Yes, for the narrow use case of “ask a question about documents in this case.” The retrieval pipeline works. The citation validation is strong. The matter isolation is correct.
No, for the broader use case of “help lawyers understand their cases.” Lawyers don’t just ask questions — they review, compare, summarize, and analyze. The system does one of those things well. The other three are missing entirely.
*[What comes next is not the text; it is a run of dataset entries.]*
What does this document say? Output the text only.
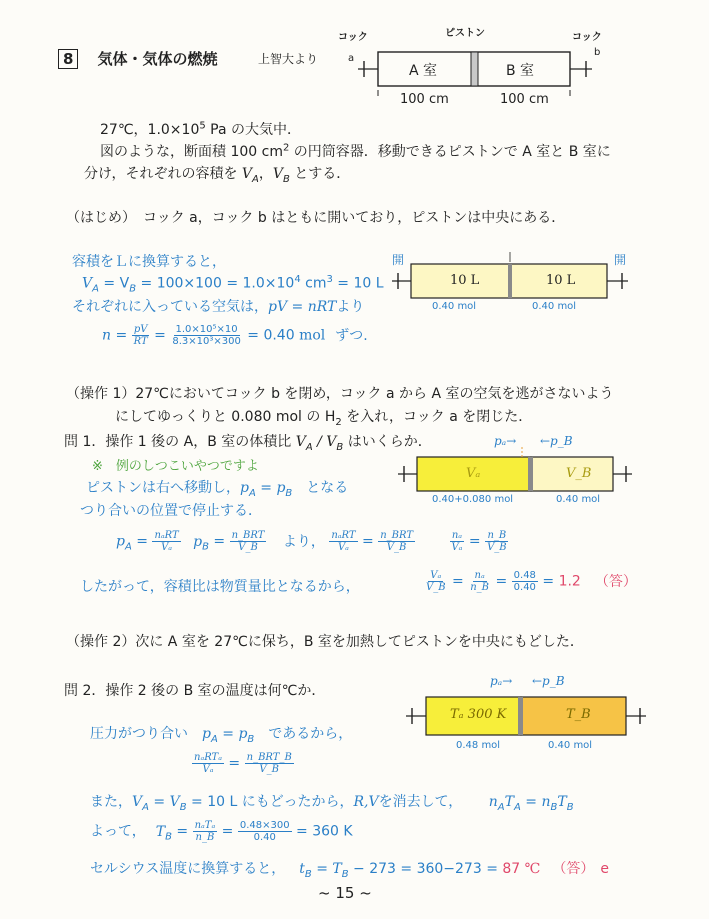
8 気体・気体の燃焼	上智大より
コック	ピストン	コック
a
b
A 室	B 室
100 cm	100 cm
27℃，$1.0\times 10^5$ Pa の大気中．
図のような，断面積 100 $cm^2$ の円筒容器．移動できるピストンで A 室と B 室に
分け，それぞれの容積を $V_A$，$V_B$ とする．
（はじめ）　コック a，コック b はともに開いており，ピストンは中央にある．
容積をＬに換算すると，
$V_A = V_B = 100\times 100 = 1.0\times 10^4$ $cm^3 = 10$ L
それぞれに入っている空気は，pV = nRTより
$n = \frac{pV}{RT} = \frac{\text{1.0×10⁵×10}}{\text{8.3×10³×300}} = 0.40$ mol ずつ.
開	開
10 L	10 L
0.40 mol	0.40 mol
（操作 1）27℃においてコック b を閉め，コック a から A 室の空気を逃がさないよう
にしてゆっくりと 0.080 mol の $H_2$ を入れ，コック a を閉じた．
問 1．操作 1 後の A，B 室の体積比 $V_A / V_B$ はいくらか．
※　例のしつこいやつですよ
ピストンは右へ移動し，$p_A = p_B$　となる
つり合いの位置で停止する．
$p_A = \frac{\text{nₐRT}}{\text{Vₐ}} p_B = \frac{\text{n\_BRT}}{V\_B}$ より， $\frac{\text{nₐRT}}{\text{Vₐ}} = \frac{\text{n\_BRT}}{V\_B}$
	$\frac{\text{nₐ}}{\text{Vₐ}} = \frac{n\_B}{V\_B}$
したがって，容積比は物質量比となるから，	$\frac{\text{Vₐ}}{V\_B} = \frac{\text{nₐ}}{n\_B} = \frac{0.48}{0.40} = 1.2$ （答）
pₐ→ ←p_B
Vₐ	V_B
0.40+0.080 mol	0.40 mol
（操作 2）次に A 室を 27℃に保ち，B 室を加熱してピストンを中央にもどした．
問 2．操作 2 後の B 室の温度は何℃か．
圧力がつり合い　$p_A = p_B$　であるから，
$\frac{\text{nₐRTₐ}}{\text{Vₐ}} = \frac{\text{n\_BRT\_B}}{V\_B}$
また，$V_A = V_B = 10$ L にもどったから，R,Vを消去して， $n_AT_A = n_BT_B$
よって， $T_B = \frac{\text{nₐTₐ}}{n\_B} = \frac{0.48\times 300}{0.40} = 360$ K
セルシウス温度に換算すると， $t_B = T_B - 273 = 360-273 = 87$ ℃ （答） e
pₐ→ ←p_B
Tₐ 300 K	T_B
0.48 mol	0.40 mol
~ 15 ~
The architecture is a solid foundation for a question-answering product. Making it a document intelligence product requires the additions outlined in Phase 9 above. The priority question is: do you need all of that for a beta pilot, or can you sell the Q&A capability on its own?
For a beta pilot with 5-10 attorneys: Fix the latency, add conversation context, and ship Q&A only. That’s a viable product for firms who already know which questions they want to ask.
For a paid product competing with Harvey/Casetext: You need document-level intelligence, batch review, and privilege handling. That’s 2-3 more phases of work.